David J. Freed, Middle District: “Having been involved as a state prosecutor in the drafting of [Pennsylvania’s medical cannabis] legislation, I believe there are sufficient safeguards in the law to ensure the products will be used as intended under the supervision of medical professionals. While I cannot state that there will never be an issue in this area meriting federal involvement, my office has no intention of disrupting Pennsylvania’s medical marijuana program or related financial transactions.”
Scott W. Brady, Western District: “This office will continue to deploy all prosecutorial tools at our disposal to protect the citizens of western Pennsylvania from those individuals and criminal organizations which traffic in all illegal controlled substances, including marijuana.”
RHODE ISLAND
Stephen G. Dambruch (Sessions interim appointee): Dambruch has issued no public statement.
VERMONT
Christina E. Nolan: “We’re going to use the principles we’ve long used in all drug cases to prioritize our finite resources.” (Source: Burlington Free Press.)
WASHINGTON
Annette L. Hayes, Western District: “[W]e have investigated and prosecuted, over many years, cases involving organized crime, violent and gun threats, and financial crimes related to marijuana.
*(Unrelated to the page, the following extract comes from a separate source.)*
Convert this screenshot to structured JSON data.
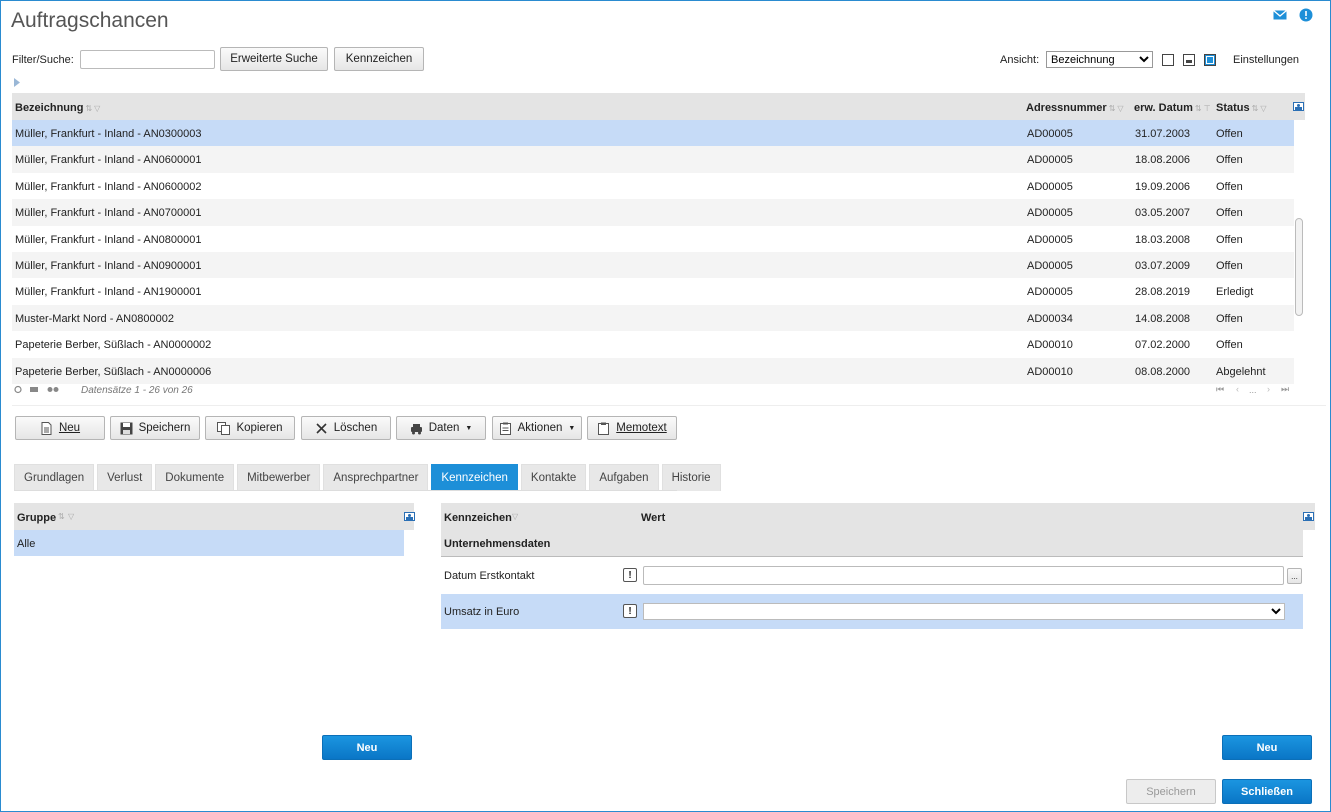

We will continue to do so to ensure—consistent with the most recent guidance from the department—that our enforcement efforts with our federal, state, local, and tribal partners focus on those who pose the greatest safety risk to the people and communities we serve.”
Joseph H. Harrington, Eastern District (Sessions’s interim appointee): “This United States Attorney’s Office will continue to ensure, consistent with the most recent guidance from the Department of Justice, that its enforcement efforts with our federal, state, local, and tribal law enforcement partners focus on those who pose the greatest safety risk to the communities in Eastern Washington, by disrupting criminal organizations, tackling the growing drug crisis, thwarting violent crime, and corralling white-collar fraudsters in this district.”
WEST VIRGINIA
William J. Powell, Northern District: “West Virginia remains first in the nation in overdose deaths per capita. We are working hand in hand with our task forces, other law enforcement agencies, and county prosecutor partners to prosecute those who are delivering poison to our communities and committing violent crimes. The attorney general has entrusted me to deploy our resources and prioritize our work in a manner to best accomplish these goals. I will honor that trust by always doing what is best for this district.”
Michael B. Stuart, Southern District: While noting his office will pursue “vigorous and aggressive enforcement of federal law, especially in the area of drugs,” Stuart said “I will comply with all congressional mandates” and take “no extraordinary action” as long as dispensaries and other cannabis businesses operating under state law also operate “within the constraints and guidance” of the Rohrabacher-Blumenauer amendment. (Source: Source: Charleston Gazette-Mail.)